力扣第 53 题「 最大子序和 」问题和前文讲过的 前提概要 的套路非常相似,代表着一类比较特殊的动态规划问题的思路,题目如下:

给你输入一个整数数组 nums,请你找在其中找一个和最大的子数组,返回这个子数组的和。函数签名如下:

int maxSubArray(int[] nums);

比如说输入 nums = [-3,1,3,-1,2,-4,2],算法返回 5,因为最大子数组 [1,3,-1,2] 的和为 5。

最大子数组:

其实第一次看到这道题,我首先想到的是滑动窗口算法,因为我们前文说过嘛,滑动窗口算法就是专门处理子串/子数组问题的,这里不就是子数组问题么?

前文 滑动窗口题目 中讲过,想用滑动窗口算法,先问自己几个问题:

1、什么时候应该扩大窗口?

2、什么时候应该缩小窗口?

3、什么时候更新答案?

我之前认为这题用不了滑动窗口算法,因为我认为 nums 中包含负数,所以无法确定什么时候扩大和缩小窗口。但经读者评论的启发,发现这道题确实是可以用滑动窗口技巧解决的。

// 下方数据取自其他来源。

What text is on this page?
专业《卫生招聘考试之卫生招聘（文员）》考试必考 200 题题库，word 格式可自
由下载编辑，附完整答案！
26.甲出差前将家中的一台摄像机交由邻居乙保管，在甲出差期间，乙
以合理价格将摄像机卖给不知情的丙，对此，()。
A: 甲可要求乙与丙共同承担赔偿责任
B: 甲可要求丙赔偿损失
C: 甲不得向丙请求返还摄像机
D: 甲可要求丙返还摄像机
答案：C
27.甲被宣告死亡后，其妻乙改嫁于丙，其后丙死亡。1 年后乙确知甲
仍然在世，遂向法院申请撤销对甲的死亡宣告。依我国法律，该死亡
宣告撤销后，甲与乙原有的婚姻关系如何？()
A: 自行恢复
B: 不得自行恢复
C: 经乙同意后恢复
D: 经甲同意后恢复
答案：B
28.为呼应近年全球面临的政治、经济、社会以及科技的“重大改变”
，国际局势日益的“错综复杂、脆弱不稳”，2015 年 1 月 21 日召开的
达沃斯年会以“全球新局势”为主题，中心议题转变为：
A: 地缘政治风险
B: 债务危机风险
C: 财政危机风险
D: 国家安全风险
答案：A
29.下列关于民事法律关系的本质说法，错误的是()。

我们可以在窗口内元素之和大于等于 0 时扩大窗口,在窗口内元素之和小于 0 时缩小窗口,在每次移动窗口时更新答案。先直接看解法代码,待会儿再解释:

int maxSubArray(int[] nums) {
    int left = 0, right = 0;
    int windowSum = 0, maxSum = Integer.MIN_VALUE;
    while(right < nums.length){
        // 扩大窗口并更新窗口内的元素和
        windowSum += nums[right];
        right++;
 
        // 更新答案
        maxSum = windowSum > maxSum ? windowSum : maxSum;
 
        // 判断窗口是否要收缩
        while(windowSum < 0) {
            // 缩小窗口并更新窗口内的元素和
            windowSum -=  nums[left];
            left++;
        }
    }
    return maxSum;
}

结合前文滑动窗口题目 给出的滑动窗口代码框架,这段代码的结构应该很清晰,我主要解释一下为什么这个逻辑是正确的。

首先讨论一种特殊情况,就是 nums 中全是负数的时候,此时算法是可以得到正确答案的。

接下来讨论一般情况,nums 中有正有负,这种情况下元素和最大的那个子数组一定是以正数开头的(以负数开头的话,把这个负数去掉,就可以得到和更大的子数组了,与假设相矛盾)。那么此时我们需要穷举所有以正数开头的子数组,计算他们的元素和,找到元素和最大的那个子数组。

说到这里,解法代码的逻辑应该就清晰了。算法只有在窗口元素和大于 0 时才会不断扩大窗口,并且在扩大窗口时更新答案,这其实就是在穷举所有正数开头的子数组,寻找子数组和最大的那个,所以这段代码能够得到正确的结果。